4.       Concurrent Queries: As I expect 100s of users running against the drill query engine. Is there any limitation on number of queries running against drill?




All help would be appreciated.

Thanks


Vijay Arora


Re: New to Drill

Posted by Ted Dunning <te...@gmail.com>.
On Fri, Oct 24, 2014 at 10:35 AM, arorav <ar...@uw.edu> wrote:

> 1.       Drill is an incubation project, Is anyone using for production
> applications?
>

Any such production work would be very early.  I don't know for sure of any
such work, but I have heard of several projects that were near production
status.

This should change significantly over the next  quarter or so.

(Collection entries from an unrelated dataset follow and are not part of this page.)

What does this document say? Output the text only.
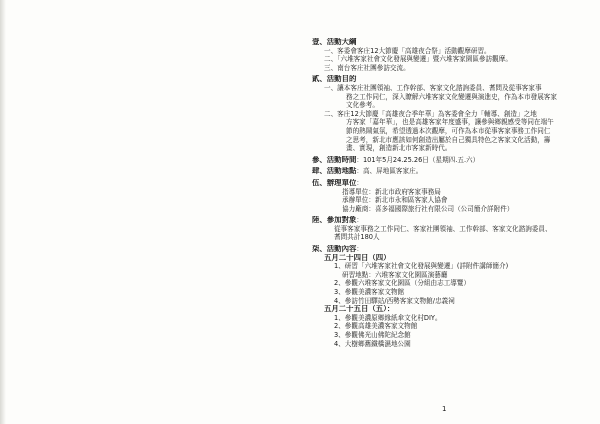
壹、活動大綱
一、客委會客庄12大節慶「高雄夜合祭」活動觀摩研習。
二、「六堆客家社會文化發展與變遷」暨六堆客家園區參訪觀摩。
三、南台客庄社團參訪交流。
貳、活動目的
一、讓本客庄社團領袖、工作幹部、客家文化諮詢委員、耆問及從事客家事
務之工作同仁，深入瞭解六堆客家文化變遷與演進史，作為本市發展客家
文化參考。
二、客庄12大節慶「高雄夜合季年華」為客委會全力「輔導、創造」之地
方客家「嘉年華」，也是高雄客家年度盛事，讓參與鄉親感受等同在端午
節的熱鬧氣氛，希望透過本次觀摩，可作為本市從事客家事務工作同仁
之思考，新北市應該如何創造出屬於自己獨具特色之客家文化活動，籌
畫、實現，創造新北市客家新時代。
參、活動時間：101年5月24.25.26日（星期四.五.六）
肆、活動地點：高、屏地區客家庄。
伍、辦理單位：
指導單位：新北市政府客家事務局
承辦單位：新北市永和區客家人協會
協力廠商：喜多福國際旅行社有限公司（公司簡介詳附件）
陸、參加對象：
從事客家事務之工作同仁、客家社團領袖、工作幹部、客家文化諮詢委員、
耆問共計180人
柒、活動內容：
五月二十四日（四）
1、研習「六堆客家社會文化發展與變遷」(詳附件講師簡介)
研習地點：六堆客家文化園區演藝廳
2、參觀六堆客家文化園區（分組由志工導覽）
3、參觀美濃客家文物館
4、參訪竹田驛站/西勢客家文物館/忠義祠
五月二十五日（五）：
1、參觀美濃原鄉緣紙傘文化村DIY。
2、參觀高雄美濃客家文物館
3、參觀佛光山佛陀紀念館
4、大樹鄉舊鐵橋濕地公園
1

2.       Data repository recommendation:  I have the source data as
> relational and want to perform complex adhoc queries involving joins and
> aggregates. Any recommendation on the data repository for better
> performance.
>

That depends a lot on the sizes of what you are working on.

If you add more details, it would be easier to help, but the basics still
apply.  If broadcast joins are practical, then storing everything in flat
files is probably the best since you will just be scanning the fact table.


>
> 3.       Encrypted Data:  Does drill works against encrypted data? Any
> documentation around it would be helpful?
>

Drill has no specific capabilities to support encryption.  If encryption
means data at rest, drill will not care.  If encryption means that you are
using consistent masking, then Drill may work without ever knowing what the
data is.

At this time, Drill does not encrypt wire transmissions.  If you care
enough to encrypt, you may care about this.  That will change before long.


>
> 4.       Concurrent Queries: As I expect 100s of users running against the
> drill query engine. Is there any limitation on number of queries running
> against drill?
>

There is no specific limit, but there will be practical limits.  I don't
that the boundaries are well tested here yet.